The Principle of Least Resistance: In a business setting, without clear feedback on the impact of various behaviors to the bottom line, we will tend toward behaviors that are easiest in the moment.
To return to our question about why cultures of connectivity persist, the answer, according to our principle, is because it’s easier. There are at least two big reasons why this is true. The first concerns responsiveness to your needs. If you work in an environment where you can get an answer to a question or a specific piece of information immediately when the need arises, this makes your life easier—at least, in the moment. If you couldn’t count on this quick response time you’d instead have to do more advance planning for your work, be more organized, and be prepared to put things aside for a while and turn your attention elsewhere while waiting for what you requested. All of this would make the day to day of your working life harder (even if it produced more satisfaction and a better outcome in the long term). The rise of professional instant messaging, mentioned earlier in this chapter, can be seen as this mind-set pushed toward an extreme. If receiving an e-mail reply within an hour makes your day easier, then getting an answer via instant message in under a minute would improve this gain by an order of magnitude.

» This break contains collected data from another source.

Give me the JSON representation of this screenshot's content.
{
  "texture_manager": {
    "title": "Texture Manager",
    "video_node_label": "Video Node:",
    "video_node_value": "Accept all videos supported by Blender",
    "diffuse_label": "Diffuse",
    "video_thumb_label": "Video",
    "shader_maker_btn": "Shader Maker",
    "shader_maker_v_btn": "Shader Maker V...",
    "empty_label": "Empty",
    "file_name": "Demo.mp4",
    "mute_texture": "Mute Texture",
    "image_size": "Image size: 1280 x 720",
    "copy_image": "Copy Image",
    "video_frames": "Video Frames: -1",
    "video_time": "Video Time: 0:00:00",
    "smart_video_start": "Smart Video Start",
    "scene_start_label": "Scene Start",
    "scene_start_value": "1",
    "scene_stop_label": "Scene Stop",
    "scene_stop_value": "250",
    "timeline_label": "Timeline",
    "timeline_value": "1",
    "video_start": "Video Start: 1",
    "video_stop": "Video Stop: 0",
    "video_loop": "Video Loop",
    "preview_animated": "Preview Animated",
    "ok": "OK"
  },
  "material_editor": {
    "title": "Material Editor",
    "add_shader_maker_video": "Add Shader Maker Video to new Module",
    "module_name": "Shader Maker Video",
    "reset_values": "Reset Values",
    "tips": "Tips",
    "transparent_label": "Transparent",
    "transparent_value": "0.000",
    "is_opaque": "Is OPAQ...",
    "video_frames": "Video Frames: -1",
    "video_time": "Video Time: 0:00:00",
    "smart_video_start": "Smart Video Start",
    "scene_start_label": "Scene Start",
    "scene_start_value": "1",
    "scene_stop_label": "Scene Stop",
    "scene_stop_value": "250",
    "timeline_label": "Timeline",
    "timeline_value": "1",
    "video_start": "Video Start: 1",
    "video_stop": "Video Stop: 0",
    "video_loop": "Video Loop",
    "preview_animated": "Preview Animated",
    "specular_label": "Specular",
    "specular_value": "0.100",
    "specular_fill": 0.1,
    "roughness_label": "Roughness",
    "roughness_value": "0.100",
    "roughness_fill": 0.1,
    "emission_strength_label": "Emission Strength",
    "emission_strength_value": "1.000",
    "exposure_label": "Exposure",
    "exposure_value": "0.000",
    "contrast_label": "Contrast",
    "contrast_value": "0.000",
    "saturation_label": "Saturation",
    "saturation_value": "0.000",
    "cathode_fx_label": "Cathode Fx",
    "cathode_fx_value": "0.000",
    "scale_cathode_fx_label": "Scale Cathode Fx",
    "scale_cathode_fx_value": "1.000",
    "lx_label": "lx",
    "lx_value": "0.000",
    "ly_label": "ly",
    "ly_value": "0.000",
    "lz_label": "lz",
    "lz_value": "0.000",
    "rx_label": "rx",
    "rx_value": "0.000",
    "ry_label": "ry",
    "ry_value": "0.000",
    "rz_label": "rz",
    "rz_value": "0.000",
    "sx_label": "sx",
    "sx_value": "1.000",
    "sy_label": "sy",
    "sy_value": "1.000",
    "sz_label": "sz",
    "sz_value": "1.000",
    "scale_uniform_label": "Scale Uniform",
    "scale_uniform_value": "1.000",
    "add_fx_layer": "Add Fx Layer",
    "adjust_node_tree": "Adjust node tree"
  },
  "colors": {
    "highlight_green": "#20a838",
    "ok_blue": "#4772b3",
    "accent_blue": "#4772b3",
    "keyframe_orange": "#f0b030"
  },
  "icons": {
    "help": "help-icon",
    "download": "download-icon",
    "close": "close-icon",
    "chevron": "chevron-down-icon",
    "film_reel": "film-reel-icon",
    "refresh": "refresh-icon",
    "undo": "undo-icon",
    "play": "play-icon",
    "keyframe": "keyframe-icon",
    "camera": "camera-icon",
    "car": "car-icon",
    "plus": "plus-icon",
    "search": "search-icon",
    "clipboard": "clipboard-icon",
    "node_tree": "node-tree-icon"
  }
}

The second reason that a culture of connectivity makes life easier is that it creates an environment where it becomes acceptable to run your day out of your inbox—responding to the latest missive with alacrity while others pile up behind it, all the while feeling satisfyingly productive (more on this soon). If e-mail were to move to the periphery of your workday, you’d be required to deploy a more thoughtful approach to figuring out what you should be working on and for how long. This type of planning is hard. Consider, for example, David Allen’s Getting Things Done task-management methodology, which is a well-respected system for intelligently managing competing workplace obligations. This system proposes a fifteen-element flowchart for making a decision on what to do next! It’s significantly easier to simply chime in on the latest cc’d e-mail thread.
I’m picking on constant connectivity as a case study in this discussion, but it’s just one of many examples of business behaviors that are antithetical to depth, and likely reducing the bottom-line value produced by the company, that nonetheless thrive because, in the absence of metrics, most people fall back on what’s easiest.